Sijainti: Pääsivu / In English / Our Goals

Our Goals

Our Goals

Photo: (c) Laura Uotila

In the long term, Finland will have to have an ecologically and genetically strong wolf population. Wolves will need to be left to form packs, in ways natural to their species. To secure the sustainability of the vigorous Northern based wolves it is important that the populations will also have the opportunity to migrate via Finland to Sweden and Norway

The current state and development of the wolf stock points out how their management implemented by Ministry of Agriculture and Forestry and game preservation management authorities alone is not functioning. Representatives of nature conservation and environmental organisations will have to be given a stronger role in dealing with issues considering wolves as well as the management of any other large predator species stock to secure the future of endangered species. In addition to cooperation with Ministry of Agriculture and game preserves there will have to be further cooperation with other authorities.

Rates of compensation for damages caused by great predators are to be increased and funds to be allocated annually to preventative measures such as building predator proof fences. Building of these must not be solely dependent on the activity of non-governmental organisations but the state will have to take responsibility on the matter. In the areas of reindeer breeding the Swedish model for compensation to cover damages caused by predators has to be tested and considered. Any livestock breeders will also need to be encouraged to train and use herding dogs for livestock protection. New preventative measures against damages will need to be sought out actively.

Individual wolves causing serious damage may be destroyed with carefully implemented methods, if no other preventative measures have been successful.

There needs to be motivation and resources to prevent damages caused to dogs. Hunters will have to take responsibility for the safety of their hunting dogs. If no effort is made in developing protective equipment for dogs, one should not take dogs to an area known to be inhabited by wolves.

Great predator research must be increased and its practical applications be developed. State wide observation results and surveying will need to be made transparent and widen its aims to include other people in addition to hunters.

Informing the public of large predators must not be solely the responsibility of non-governmental organisations’ voluntary work.
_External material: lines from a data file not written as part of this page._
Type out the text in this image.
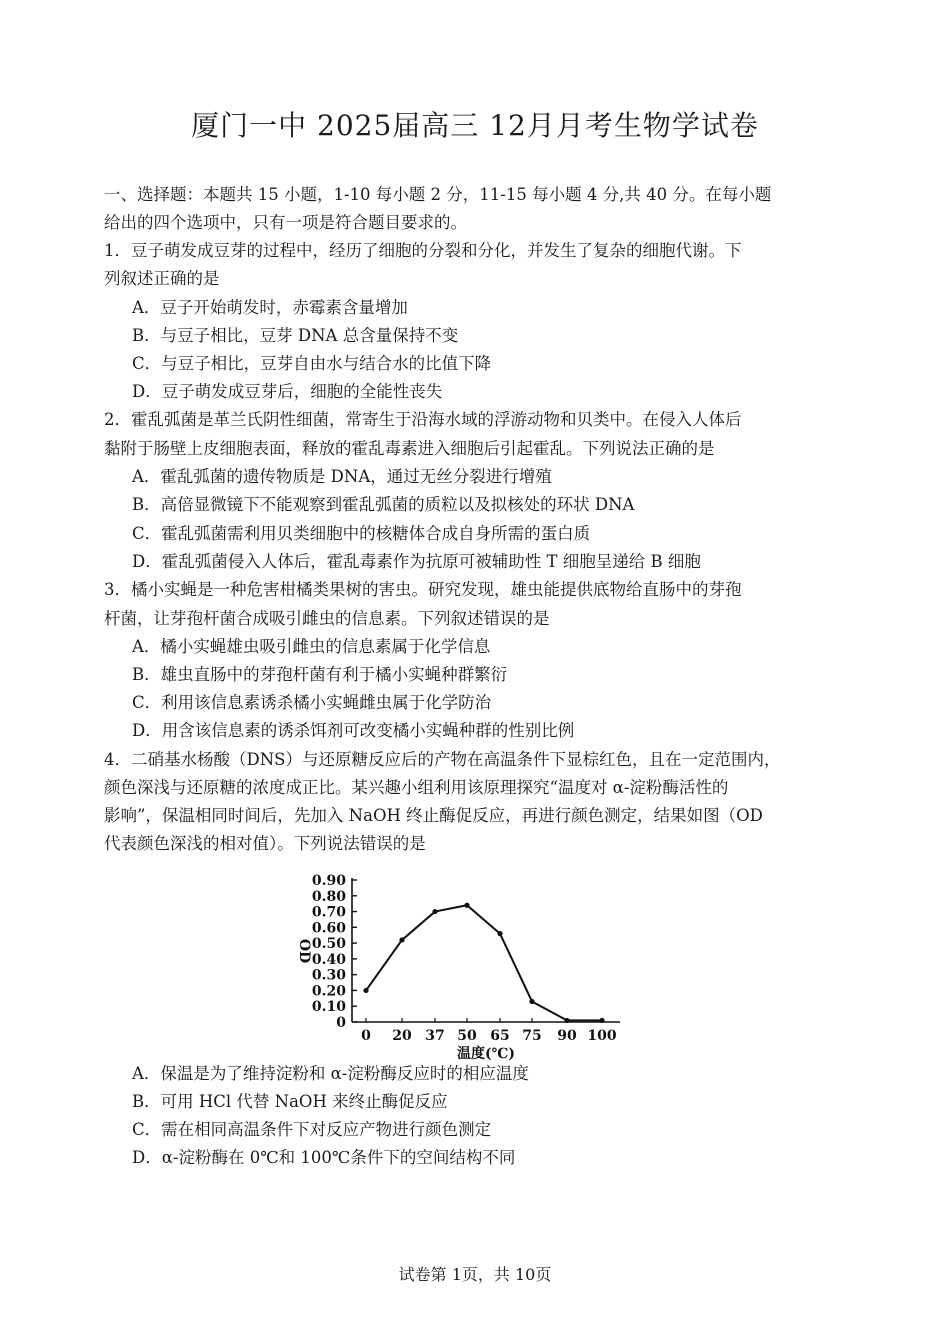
厦门一中 2025届高三 12月月考生物学试卷
一、选择题：本题共 15 小题，1-10 每小题 2 分，11-15 每小题 4 分,共 40 分。在每小题
给出的四个选项中，只有一项是符合题目要求的。
1．豆子萌发成豆芽的过程中，经历了细胞的分裂和分化，并发生了复杂的细胞代谢。下
列叙述正确的是
A．豆子开始萌发时，赤霉素含量增加
B．与豆子相比，豆芽 DNA 总含量保持不变
C．与豆子相比，豆芽自由水与结合水的比值下降
D．豆子萌发成豆芽后，细胞的全能性丧失
2．霍乱弧菌是革兰氏阴性细菌，常寄生于沿海水域的浮游动物和贝类中。在侵入人体后
黏附于肠壁上皮细胞表面，释放的霍乱毒素进入细胞后引起霍乱。下列说法正确的是
A．霍乱弧菌的遗传物质是 DNA，通过无丝分裂进行增殖
B．高倍显微镜下不能观察到霍乱弧菌的质粒以及拟核处的环状 DNA
C．霍乱弧菌需利用贝类细胞中的核糖体合成自身所需的蛋白质
D．霍乱弧菌侵入人体后，霍乱毒素作为抗原可被辅助性 T 细胞呈递给 B 细胞
3．橘小实蝇是一种危害柑橘类果树的害虫。研究发现，雄虫能提供底物给直肠中的芽孢
杆菌，让芽孢杆菌合成吸引雌虫的信息素。下列叙述错误的是
A．橘小实蝇雄虫吸引雌虫的信息素属于化学信息
B．雄虫直肠中的芽孢杆菌有利于橘小实蝇种群繁衍
C．利用该信息素诱杀橘小实蝇雌虫属于化学防治
D．用含该信息素的诱杀饵剂可改变橘小实蝇种群的性别比例
4．二硝基水杨酸（DNS）与还原糖反应后的产物在高温条件下显棕红色，且在一定范围内，
颜色深浅与还原糖的浓度成正比。某兴趣小组利用该原理探究“温度对 α-淀粉酶活性的
影响”，保温相同时间后，先加入 NaOH 终止酶促反应，再进行颜色测定，结果如图（OD
代表颜色深浅的相对值）。下列说法错误的是
0.90
0.80
0.70
0.60
0.50
0.40
0.30
0.20
0.10
0
0 20 37 50 65 75 90 100
温度(℃)
OD
A．保温是为了维持淀粉和 α-淀粉酶反应时的相应温度
B．可用 HCl 代替 NaOH 来终止酶促反应
C．需在相同高温条件下对反应产物进行颜色测定
D．α-淀粉酶在 0℃和 100℃条件下的空间结构不同
试卷第 1页，共 10页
Unnecessary and unreasonable fear of wolves will only be reduced by foresight of long term informative publicity work.

Hybridisation of wolves and dogs will have to be prevented. Even though interbreeding between dogs and wild wolves is incredibly rare, more attention needs to be paid to dog discipline in the future. Stray dogs do not belong to the Finnish natural environment.

The wolf is an essential part of the Finnish natural environment. Conservation of our wolves is not only a biological but also a socio-political problem. The positive influence which wolves and other great predators could have on local tourism and employment must be examined and developed.